To: TobagoJack who wrote (13924)1/25/2002 12:21:16 PM
From: carranza2  Read Replies (2) | Respond to of 74559
 
No trial for this Enron exec. Looks like he performed the US version of sepukku.

foxnews.com



To: TobagoJack who wrote (13924)1/25/2002 2:25:27 PM
From: Maurice Winn  Read Replies (1) | Respond to of 74559
 
<I was not convinced that Mike Milken was a criminal, whereas these Enron & JPM folks require punishment even without trial>

Economic terrorist criminals?
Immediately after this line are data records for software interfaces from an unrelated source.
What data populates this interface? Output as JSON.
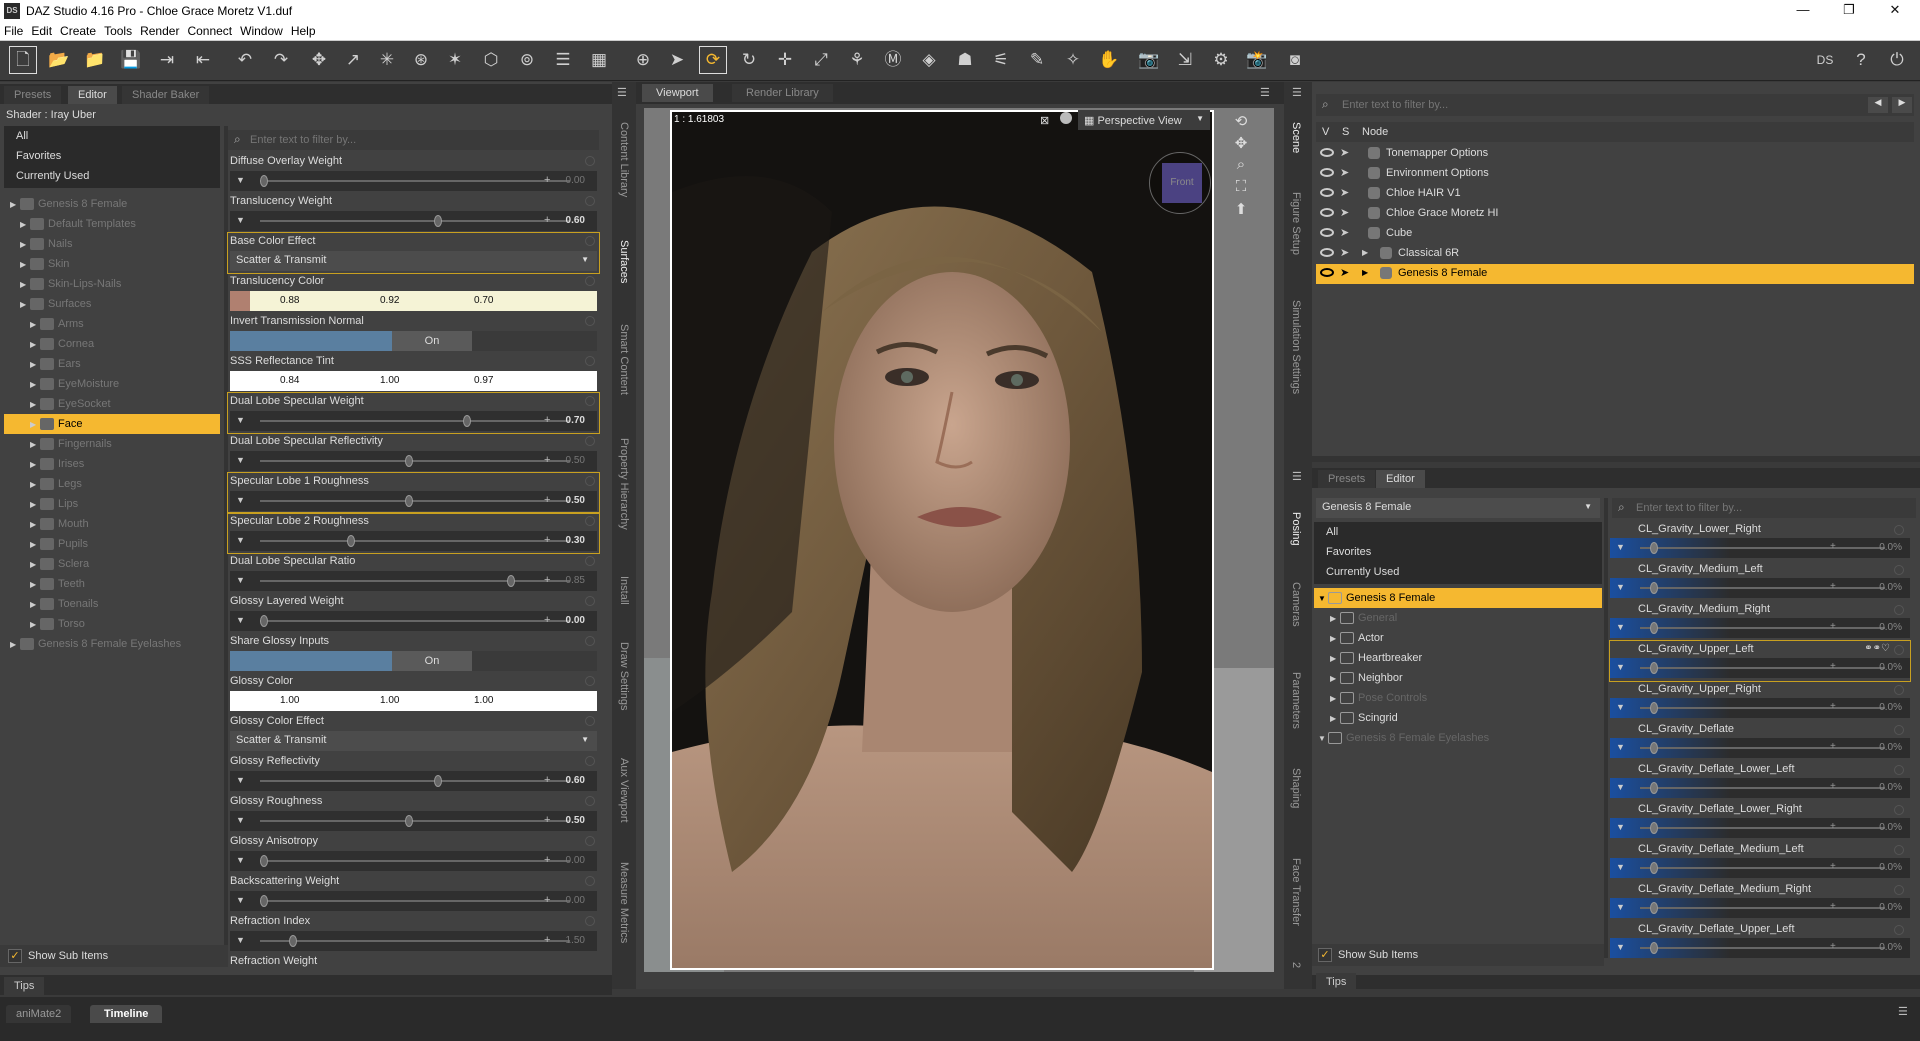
{
  "window": {
    "title": "DAZ Studio 4.16 Pro - Chloe Grace Moretz V1.duf",
    "app_icon": "DS"
  },
  "menu": [
    "File",
    "Edit",
    "Create",
    "Tools",
    "Render",
    "Connect",
    "Window",
    "Help"
  ],
  "left_panel": {
    "tabs": [
      "Presets",
      "Editor",
      "Shader Baker"
    ],
    "shader_label": "Shader : Iray Uber",
    "filter_placeholder": "Enter text to filter by...",
    "categories": [
      "All",
      "Favorites",
      "Currently Used"
    ],
    "tree": [
      {
        "label": "Genesis 8 Female",
        "level": 0
      },
      {
        "label": "Default Templates",
        "level": 1
      },
      {
        "label": "Nails",
        "level": 1
      },
      {
        "label": "Skin",
        "level": 1
      },
      {
        "label": "Skin-Lips-Nails",
        "level": 1
      },
      {
        "label": "Surfaces",
        "level": 1
      },
      {
        "label": "Arms",
        "level": 2
      },
      {
        "label": "Cornea",
        "level": 2
      },
      {
        "label": "Ears",
        "level": 2
      },
      {
        "label": "EyeMoisture",
        "level": 2
      },
      {
        "label": "EyeSocket",
        "level": 2
      },
      {
        "label": "Face",
        "level": 2,
        "selected": true
      },
      {
        "label": "Fingernails",
        "level": 2
      },
      {
        "label": "Irises",
        "level": 2
      },
      {
        "label": "Legs",
        "level": 2
      },
      {
        "label": "Lips",
        "level": 2
      },
      {
        "label": "Mouth",
        "level": 2
      },
      {
        "label": "Pupils",
        "level": 2
      },
      {
        "label": "Sclera",
        "level": 2
      },
      {
        "label": "Teeth",
        "level": 2
      },
      {
        "label": "Toenails",
        "level": 2
      },
      {
        "label": "Torso",
        "level": 2
      },
      {
        "label": "Genesis 8 Female Eyelashes",
        "level": 0
      }
    ],
    "show_sub_items": "Show Sub Items",
    "tips": "Tips"
  },
  "properties": [
    {
      "label": "Diffuse Overlay Weight",
      "type": "slider",
      "value": "0.00",
      "pos": 0.0,
      "dim": true
    },
    {
      "label": "Translucency Weight",
      "type": "slider",
      "value": "0.60",
      "pos": 0.6
    },
    {
      "label": "Base Color Effect",
      "type": "combo",
      "value": "Scatter & Transmit",
      "hl": true
    },
    {
      "label": "Translucency Color",
      "type": "color",
      "values": [
        "0.88",
        "0.92",
        "0.70"
      ]
    },
    {
      "label": "Invert Transmission Normal",
      "type": "toggle",
      "value": "On"
    },
    {
      "label": "SSS Reflectance Tint",
      "type": "color",
      "values": [
        "0.84",
        "1.00",
        "0.97"
      ],
      "white": true
    },
    {
      "label": "Dual Lobe Specular Weight",
      "type": "slider",
      "value": "0.70",
      "pos": 0.7,
      "hl": true
    },
    {
      "label": "Dual Lobe Specular Reflectivity",
      "type": "slider",
      "value": "0.50",
      "pos": 0.5,
      "dim": true
    },
    {
      "label": "Specular Lobe 1 Roughness",
      "type": "slider",
      "value": "0.50",
      "pos": 0.5,
      "hl": true
    },
    {
      "label": "Specular Lobe 2 Roughness",
      "type": "slider",
      "value": "0.30",
      "pos": 0.3,
      "hl": true
    },
    {
      "label": "Dual Lobe Specular Ratio",
      "type": "slider",
      "value": "0.85",
      "pos": 0.85,
      "dim": true
    },
    {
      "label": "Glossy Layered Weight",
      "type": "slider",
      "value": "0.00",
      "pos": 0.0
    },
    {
      "label": "Share Glossy Inputs",
      "type": "toggle",
      "value": "On"
    },
    {
      "label": "Glossy Color",
      "type": "color",
      "values": [
        "1.00",
        "1.00",
        "1.00"
      ],
      "white": true
    },
    {
      "label": "Glossy Color Effect",
      "type": "combo",
      "value": "Scatter & Transmit"
    },
    {
      "label": "Glossy Reflectivity",
      "type": "slider",
      "value": "0.60",
      "pos": 0.6
    },
    {
      "label": "Glossy Roughness",
      "type": "slider",
      "value": "0.50",
      "pos": 0.5
    },
    {
      "label": "Glossy Anisotropy",
      "type": "slider",
      "value": "0.00",
      "pos": 0.0,
      "dim": true
    },
    {
      "label": "Backscattering Weight",
      "type": "slider",
      "value": "0.00",
      "pos": 0.0,
      "dim": true
    },
    {
      "label": "Refraction Index",
      "type": "slider",
      "value": "1.50",
      "pos": 0.1,
      "dim": true
    },
    {
      "label": "Refraction Weight",
      "type": "partial"
    }
  ],
  "left_vtabs": [
    "Content Library",
    "Surfaces",
    "Smart Content",
    "Property Hierarchy",
    "Install",
    "Draw Settings",
    "Aux Viewport",
    "Measure Metrics"
  ],
  "viewport": {
    "tabs": [
      "Viewport",
      "Render Library"
    ],
    "ratio": "1 : 1.61803",
    "view": "Perspective View",
    "cube_label": "Front"
  },
  "right_vtabs_top": [
    "Scene",
    "Figure Setup",
    "Simulation Settings"
  ],
  "right_vtabs_bottom": [
    "Posing",
    "Cameras",
    "Parameters",
    "Shaping",
    "Face Transfer",
    "2"
  ],
  "scene": {
    "filter_placeholder": "Enter text to filter by...",
    "headers": [
      "V",
      "S",
      "Node"
    ],
    "nodes": [
      {
        "label": "Tonemapper Options",
        "indent": 0
      },
      {
        "label": "Environment Options",
        "indent": 0
      },
      {
        "label": "Chloe HAIR V1",
        "indent": 0
      },
      {
        "label": "Chloe Grace Moretz HI",
        "indent": 0
      },
      {
        "label": "Cube",
        "indent": 0
      },
      {
        "label": "Classical 6R",
        "indent": 1
      },
      {
        "label": "Genesis 8 Female",
        "indent": 1,
        "selected": true
      }
    ]
  },
  "params": {
    "tabs": [
      "Presets",
      "Editor"
    ],
    "figure": "Genesis 8 Female",
    "filter_placeholder": "Enter text to filter by...",
    "categories": [
      "All",
      "Favorites",
      "Currently Used"
    ],
    "tree": [
      {
        "label": "Genesis 8 Female",
        "level": 0,
        "selected": true
      },
      {
        "label": "General",
        "level": 1,
        "dim": true
      },
      {
        "label": "Actor",
        "level": 1
      },
      {
        "label": "Heartbreaker",
        "level": 1
      },
      {
        "label": "Neighbor",
        "level": 1
      },
      {
        "label": "Pose Controls",
        "level": 1,
        "dim": true
      },
      {
        "label": "Scingrid",
        "level": 1
      },
      {
        "label": "Genesis 8 Female Eyelashes",
        "level": 0,
        "dim": true
      }
    ],
    "morphs": [
      {
        "label": "CL_Gravity_Lower_Right",
        "value": "0.0%"
      },
      {
        "label": "CL_Gravity_Medium_Left",
        "value": "0.0%"
      },
      {
        "label": "CL_Gravity_Medium_Right",
        "value": "0.0%"
      },
      {
        "label": "CL_Gravity_Upper_Left",
        "value": "0.0%",
        "hl": true
      },
      {
        "label": "CL_Gravity_Upper_Right",
        "value": "0.0%"
      },
      {
        "label": "CL_Gravity_Deflate",
        "value": "0.0%"
      },
      {
        "label": "CL_Gravity_Deflate_Lower_Left",
        "value": "0.0%"
      },
      {
        "label": "CL_Gravity_Deflate_Lower_Right",
        "value": "0.0%"
      },
      {
        "label": "CL_Gravity_Deflate_Medium_Left",
        "value": "0.0%"
      },
      {
        "label": "CL_Gravity_Deflate_Medium_Right",
        "value": "0.0%"
      },
      {
        "label": "CL_Gravity_Deflate_Upper_Left",
        "value": "0.0%"
      }
    ],
    "show_sub_items": "Show Sub Items",
    "tips": "Tips"
  },
  "bottom_tabs": [
    "aniMate2",
    "Timeline"
  ],
  "colors": {
    "accent": "#f5b830",
    "panel": "#414141",
    "dark": "#2e2e2e"
  }
}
Send them to the military trbunal in Cuba.

Mq

PS Actually, I haven't read anything about Enron, so have no idea that anyone did anything illegal or unethical - I watched Globalstar flame out in slow motion and am not convinced of illegality, though some lawyers allege defrauding of shareholders and believe they can prove it.
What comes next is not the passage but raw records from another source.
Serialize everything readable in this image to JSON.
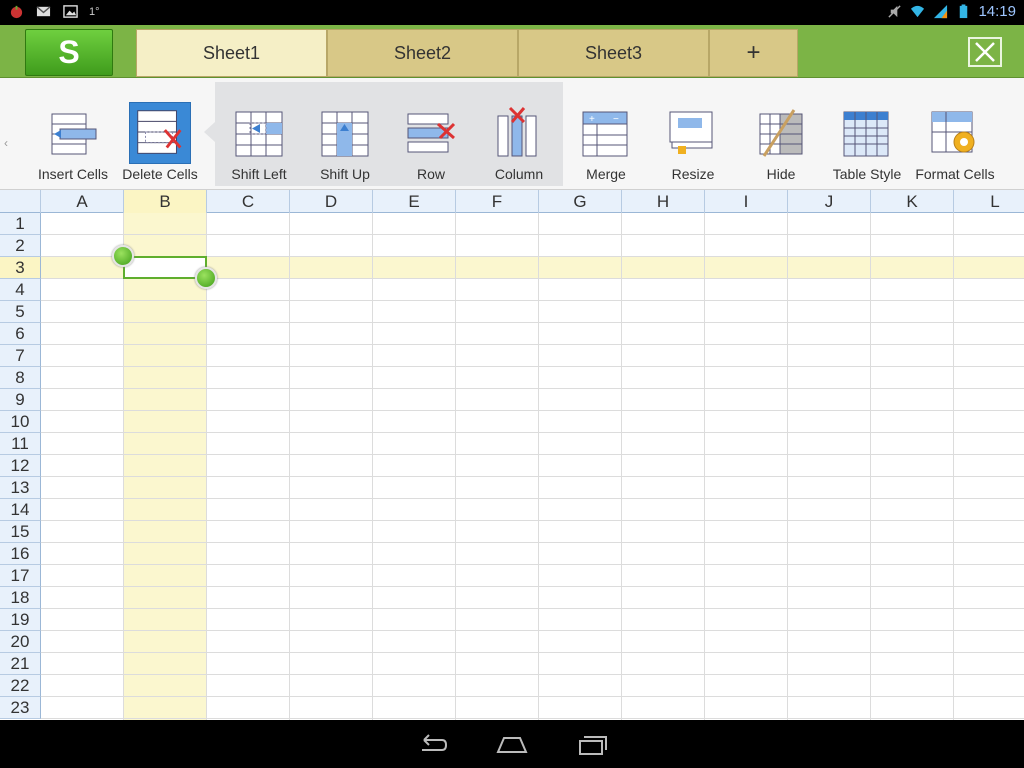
{
  "status": {
    "time": "14:19",
    "left_icons": [
      "app-notification-icon",
      "gmail-icon",
      "image-icon"
    ],
    "degree": "1°",
    "right_icons": [
      "mute-icon",
      "wifi-icon",
      "signal-icon",
      "battery-icon"
    ]
  },
  "app": {
    "logo_letter": "S",
    "tabs": [
      {
        "label": "Sheet1",
        "active": true
      },
      {
        "label": "Sheet2",
        "active": false
      },
      {
        "label": "Sheet3",
        "active": false
      }
    ],
    "add_tab_label": "+"
  },
  "toolbar": {
    "items": [
      {
        "label": "Insert Cells",
        "icon": "insert-cells-icon"
      },
      {
        "label": "Delete Cells",
        "icon": "delete-cells-icon",
        "selected": true
      },
      {
        "label": "Shift Left",
        "icon": "shift-left-icon"
      },
      {
        "label": "Shift Up",
        "icon": "shift-up-icon"
      },
      {
        "label": "Row",
        "icon": "delete-row-icon"
      },
      {
        "label": "Column",
        "icon": "delete-column-icon"
      },
      {
        "label": "Merge",
        "icon": "merge-icon"
      },
      {
        "label": "Resize",
        "icon": "resize-icon"
      },
      {
        "label": "Hide",
        "icon": "hide-icon"
      },
      {
        "label": "Table Style",
        "icon": "table-style-icon"
      },
      {
        "label": "Format Cells",
        "icon": "format-cells-icon"
      }
    ]
  },
  "sheet": {
    "columns": [
      "A",
      "B",
      "C",
      "D",
      "E",
      "F",
      "G",
      "H",
      "I",
      "J",
      "K",
      "L"
    ],
    "rows": [
      "1",
      "2",
      "3",
      "4",
      "5",
      "6",
      "7",
      "8",
      "9",
      "10",
      "11",
      "12",
      "13",
      "14",
      "15",
      "16",
      "17",
      "18",
      "19",
      "20",
      "21",
      "22",
      "23"
    ],
    "selected_cell": "B3"
  },
  "colors": {
    "app_green": "#7cb446",
    "selection_green": "#5fae2d",
    "highlight_yellow": "#fbf7cf",
    "tool_selected_blue": "#3a89d6"
  }
}
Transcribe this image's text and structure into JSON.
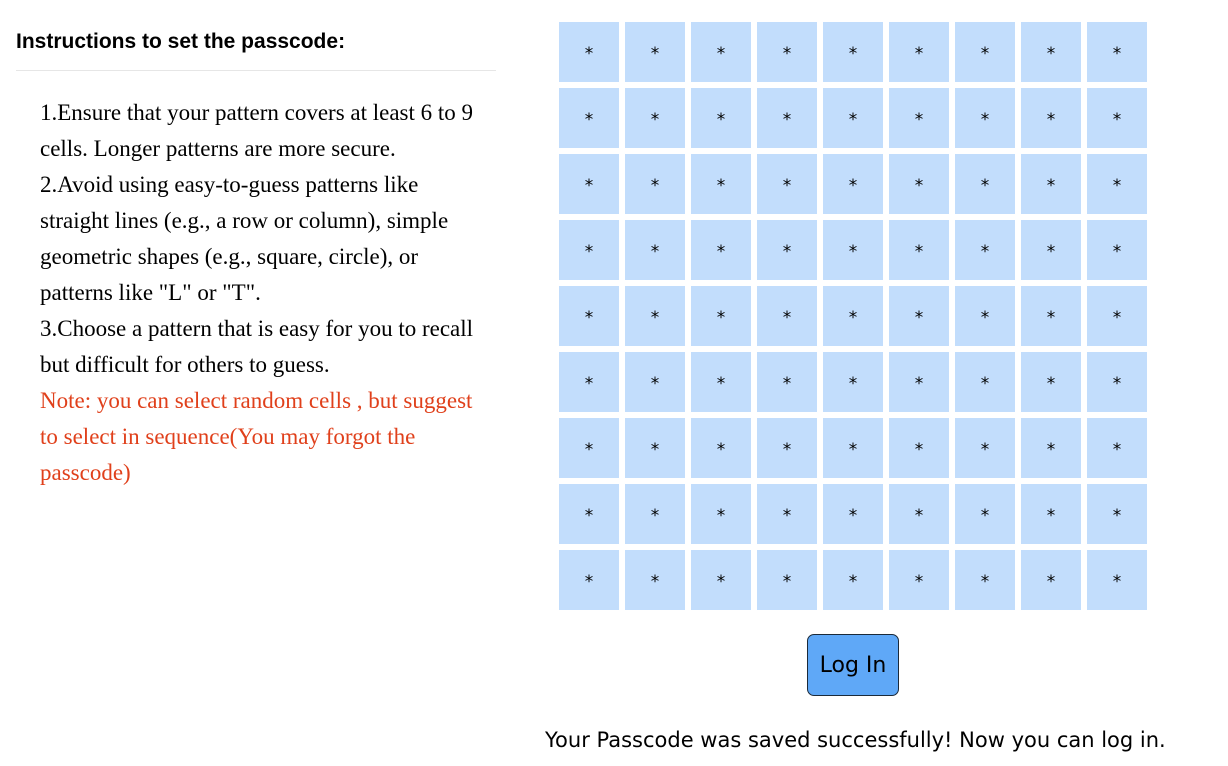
{
  "instructions": {
    "heading": "Instructions to set the passcode:",
    "lines": [
      "1.Ensure that your pattern covers at least 6 to 9 cells. Longer patterns are more secure.",
      "2.Avoid using easy-to-guess patterns like straight lines (e.g., a row or column), simple geometric shapes (e.g., square, circle), or patterns like \"L\" or \"T\".",
      "3.Choose a pattern that is easy for you to recall but difficult for others to guess."
    ],
    "note": "Note: you can select random cells , but suggest to select in sequence(You may forgot the passcode)"
  },
  "grid": {
    "rows": 9,
    "cols": 9,
    "cell_symbol": "*",
    "cell_color": "#c2ddfc"
  },
  "login_button": {
    "label": "Log In",
    "color": "#5fa8f7"
  },
  "status_message": "Your Passcode was saved successfully! Now you can log in.",
  "colors": {
    "note_text": "#e0401b"
  }
}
Edit... I see CB has explained some illegality. I'll go and read her post to see what this Enron stuff is about...

A brief scan looks like a bet on the future price of gas which was wrong. So the tax deductible trades became bad trades and then bad debts with no way to refinance with the hope of future hydrocarbon price increases.

No wonder Iraq has sanctions still on.... large USA interests NEED high hydrocarbon prices and I think that's why sanctions have been on Iraq for a decade. Nothing to do with weapons of mass destruction, UN edicts and all the nonsense. Read all about it here: Message 15233289
Here are the last few lines to avoid a long rant.. <...But maybe more importantly [to them] was the fact that if Saddam was deposed and Iraq converted to a happy Middle East democracy, there would be no excuse to stop oil exports, and all that would mean to the oil price.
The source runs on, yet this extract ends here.